Tuesday, March 1, 2011

"Shakespeare and Ethics" 2011 OVSC (Michigan State U) 11/3-5/11 (Abstracts due 6/5 or 8/28)

A Call for Papers
SHAKESPEARE AND ETHICS
MICHIGAN STATE UNIVERSITY
NOVEMBER 3-5, 2011
The planning committee of the Ohio Valley Shakespeare Conference is seeking abstracts and paper proposals that investigate questions of ethics in the work of Shakespeare and his contemporaries. We’re thinking of ethics in a broad sense, to include issues of gender, race, class, culture, religion, labor, economics, justice, environmentalism, and nature. Papers might consider issues of ethics as they are reflected upon within a particular play or more broadly within the dramatic and poetic works of Shakespeare and his contemporaries, and may take up questions concerning the role of Shakespeare as a cultural icon and literary figure, his works within the performance tradition or in the English and global literary canons, and in relation to early modern as well as contemporary values.
Abstracts or proposals are due by June 5, 2011 (early decision) or August 28th (final deadline). All inquiries should be directed to: Sandra Logan logans@msu.edu or c/o Department of English / 201 Morrill Hall / Michigan State University / 48824. E-mail abstracts to logans@msu.edu with the subject line OVSC Proposal. Please include contact information, academic affiliation, if any, and status: independent, faculty, grad student, or undergrad.
Keynote Speakers:
Emily Bartels – Professor of English, Rutgers University. She is the author of Speaking of the Moor: Alcazar to Othello (2008), and Spectacles of Strangeness: Imperialism, Alienation, and Marlowe (1993), and extensive publications on critical race studies in the early modern period, as well as questions of early modern gender and desire. She is currently working on a monograph on Intertextual Shakespeare.

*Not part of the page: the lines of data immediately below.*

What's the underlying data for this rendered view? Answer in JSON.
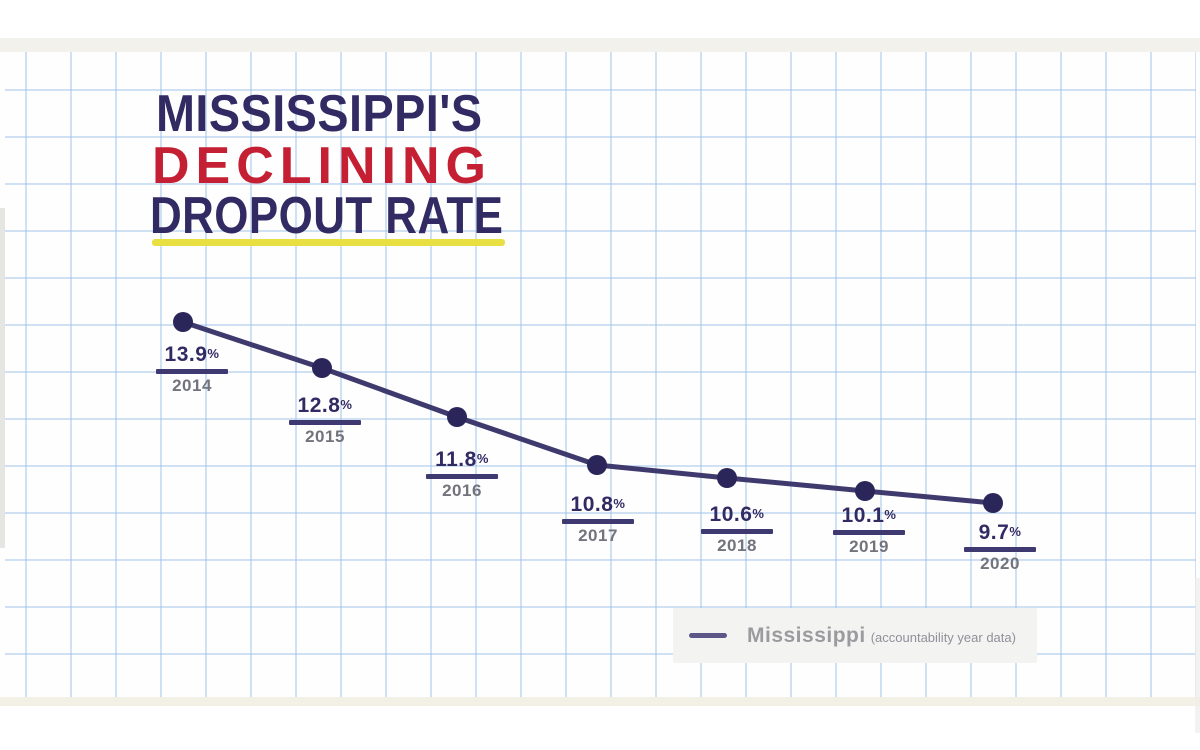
{
  "title": {
    "line1": "MISSISSIPPI'S",
    "line2": "DECLINING",
    "line3": "DROPOUT RATE"
  },
  "legend": {
    "label": "Mississippi",
    "note": "(accountability year data)"
  },
  "colors": {
    "navy": "#312a63",
    "red": "#c41f33",
    "yellow": "#e8df43",
    "line": "#3f3a6e",
    "marker": "#2b2659",
    "rule": "#3e3971",
    "year_gray": "#73737d",
    "grid_blue": "rgba(150,190,230,0.45)",
    "legend_bg": "#f3f3f2",
    "legend_text": "#9b9b9f",
    "legend_note": "#90909a",
    "legend_swatch": "#5c5787"
  },
  "chart_data": {
    "type": "line",
    "title": "Mississippi's Declining Dropout Rate",
    "categories": [
      "2014",
      "2015",
      "2016",
      "2017",
      "2018",
      "2019",
      "2020"
    ],
    "series": [
      {
        "name": "Mississippi (accountability year data)",
        "values": [
          13.9,
          12.8,
          11.8,
          10.8,
          10.6,
          10.1,
          9.7
        ]
      }
    ],
    "unit": "%",
    "data_label_format": "value% above underline with year beneath",
    "grid": "light-blue graph paper, no axes",
    "legend_position": "bottom-right",
    "markers": "filled circles"
  }
}
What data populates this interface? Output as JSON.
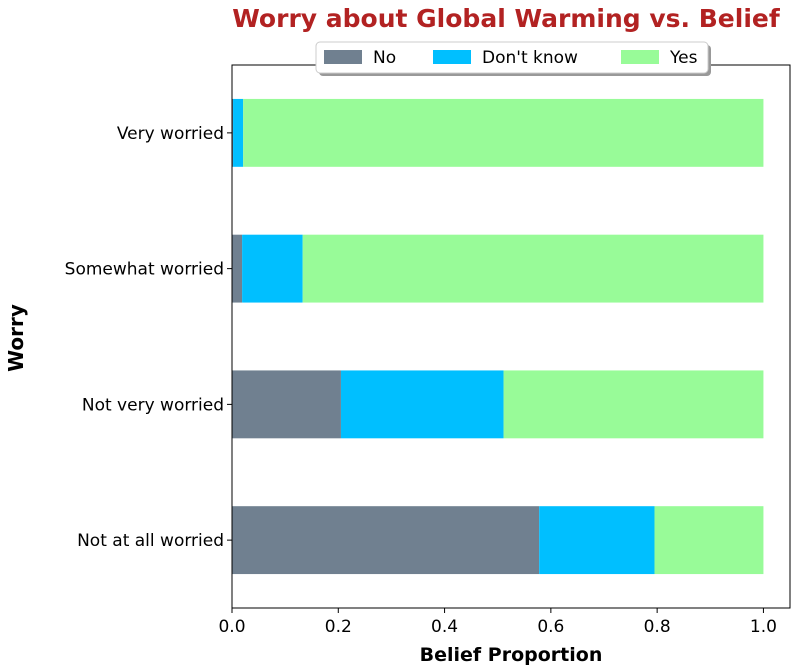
{
  "chart_data": {
    "type": "bar",
    "orientation": "horizontal",
    "stacked": true,
    "title": "Worry about Global Warming vs. Belief",
    "xlabel": "Belief Proportion",
    "ylabel": "Worry",
    "categories": [
      "Not at all worried",
      "Not very worried",
      "Somewhat worried",
      "Very worried"
    ],
    "series": [
      {
        "name": "No",
        "values": [
          0.578,
          0.205,
          0.019,
          0.002
        ],
        "color": "#708090"
      },
      {
        "name": "Don't know",
        "values": [
          0.217,
          0.306,
          0.114,
          0.019
        ],
        "color": "#00BFFF"
      },
      {
        "name": "Yes",
        "values": [
          0.205,
          0.489,
          0.867,
          0.979
        ],
        "color": "#98FB98"
      }
    ],
    "xlim": [
      0,
      1.05
    ],
    "xticks": [
      "0.0",
      "0.2",
      "0.4",
      "0.6",
      "0.8",
      "1.0"
    ],
    "xtick_values": [
      0,
      0.2,
      0.4,
      0.6,
      0.8,
      1.0
    ],
    "grid": false,
    "legend_position": "top-center",
    "title_color": "#B22222"
  }
}
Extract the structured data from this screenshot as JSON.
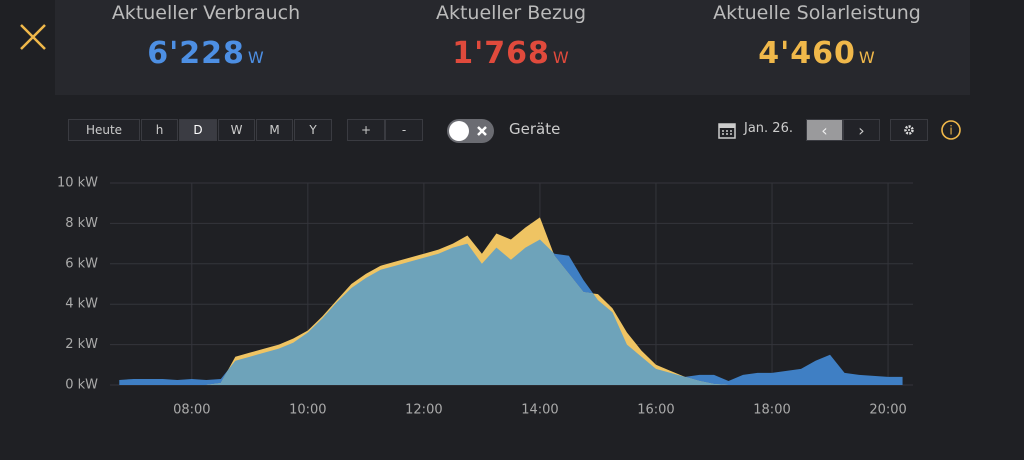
{
  "header": {
    "stats": [
      {
        "label": "Aktueller Verbrauch",
        "value": "6'228",
        "unit": "W",
        "color": "#4d8fe3"
      },
      {
        "label": "Aktueller Bezug",
        "value": "1'768",
        "unit": "W",
        "color": "#e04a3c"
      },
      {
        "label": "Aktuelle Solarleistung",
        "value": "4'460",
        "unit": "W",
        "color": "#f0b84a"
      }
    ]
  },
  "toolbar": {
    "ranges": [
      "Heute",
      "h",
      "D",
      "W",
      "M",
      "Y"
    ],
    "active_range": 2,
    "zoom": [
      "+",
      "-"
    ],
    "toggle_label": "Geräte",
    "date": "Jan. 26.",
    "prev": "‹",
    "next": "›",
    "info": "i"
  },
  "chart_data": {
    "type": "area",
    "x": [
      6.75,
      7,
      7.25,
      7.5,
      7.75,
      8,
      8.25,
      8.5,
      8.75,
      9,
      9.25,
      9.5,
      9.75,
      10,
      10.25,
      10.5,
      10.75,
      11,
      11.25,
      11.5,
      11.75,
      12,
      12.25,
      12.5,
      12.75,
      13,
      13.25,
      13.5,
      13.75,
      14,
      14.25,
      14.5,
      14.75,
      15,
      15.25,
      15.5,
      15.75,
      16,
      16.25,
      16.5,
      16.75,
      17,
      17.25,
      17.5,
      17.75,
      18,
      18.25,
      18.5,
      18.75,
      19,
      19.25,
      19.5,
      19.75,
      20,
      20.25
    ],
    "series": [
      {
        "color": "#3f7fc4",
        "values": [
          0.25,
          0.3,
          0.3,
          0.3,
          0.25,
          0.3,
          0.25,
          0.3,
          1.2,
          1.4,
          1.6,
          1.8,
          2.1,
          2.6,
          3.3,
          4.1,
          4.8,
          5.3,
          5.7,
          5.9,
          6.1,
          6.3,
          6.5,
          6.8,
          7.0,
          6.0,
          6.8,
          6.2,
          6.8,
          7.2,
          6.5,
          6.4,
          5.2,
          4.2,
          3.6,
          2.0,
          1.4,
          0.8,
          0.6,
          0.4,
          0.5,
          0.5,
          0.2,
          0.5,
          0.6,
          0.6,
          0.7,
          0.8,
          1.2,
          1.5,
          0.6,
          0.5,
          0.45,
          0.4,
          0.4
        ]
      },
      {
        "color": "#efc463",
        "values": [
          0,
          0,
          0,
          0,
          0,
          0,
          0,
          0.1,
          1.4,
          1.6,
          1.8,
          2.0,
          2.3,
          2.7,
          3.4,
          4.2,
          5.0,
          5.5,
          5.9,
          6.1,
          6.3,
          6.5,
          6.7,
          7.0,
          7.4,
          6.5,
          7.5,
          7.2,
          7.8,
          8.3,
          6.4,
          5.5,
          4.6,
          4.5,
          3.8,
          2.6,
          1.7,
          1.0,
          0.7,
          0.4,
          0.2,
          0.05,
          0,
          0,
          0,
          0,
          0,
          0,
          0,
          0,
          0,
          0,
          0,
          0,
          0
        ]
      }
    ],
    "overlap_color": "#6ea3ba",
    "xlim": [
      6.59,
      20.43
    ],
    "ylim": [
      0,
      10
    ],
    "xticks": [
      {
        "value": 8,
        "label": "08:00"
      },
      {
        "value": 10,
        "label": "10:00"
      },
      {
        "value": 12,
        "label": "12:00"
      },
      {
        "value": 14,
        "label": "14:00"
      },
      {
        "value": 16,
        "label": "16:00"
      },
      {
        "value": 18,
        "label": "18:00"
      },
      {
        "value": 20,
        "label": "20:00"
      }
    ],
    "yticks": [
      {
        "value": 0,
        "label": "0 kW"
      },
      {
        "value": 2,
        "label": "2 kW"
      },
      {
        "value": 4,
        "label": "4 kW"
      },
      {
        "value": 6,
        "label": "6 kW"
      },
      {
        "value": 8,
        "label": "8 kW"
      },
      {
        "value": 10,
        "label": "10 kW"
      }
    ],
    "grid": true
  }
}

Bradin Cormack – Associate Professor of English, University of Chicago. He is the author of A Power to Do Justice: Jurisdiction, English Literature, and the Rise of Common Law, 1509–1625 (2007), and a wide range of publications on law, drama, and poetry in the work of Shakespeare and other early modern authors.
OVSC invites graduate and undergraduate students to compete for the M. R. Smith Prize. Select conference proceedings are published in a juried, online journal.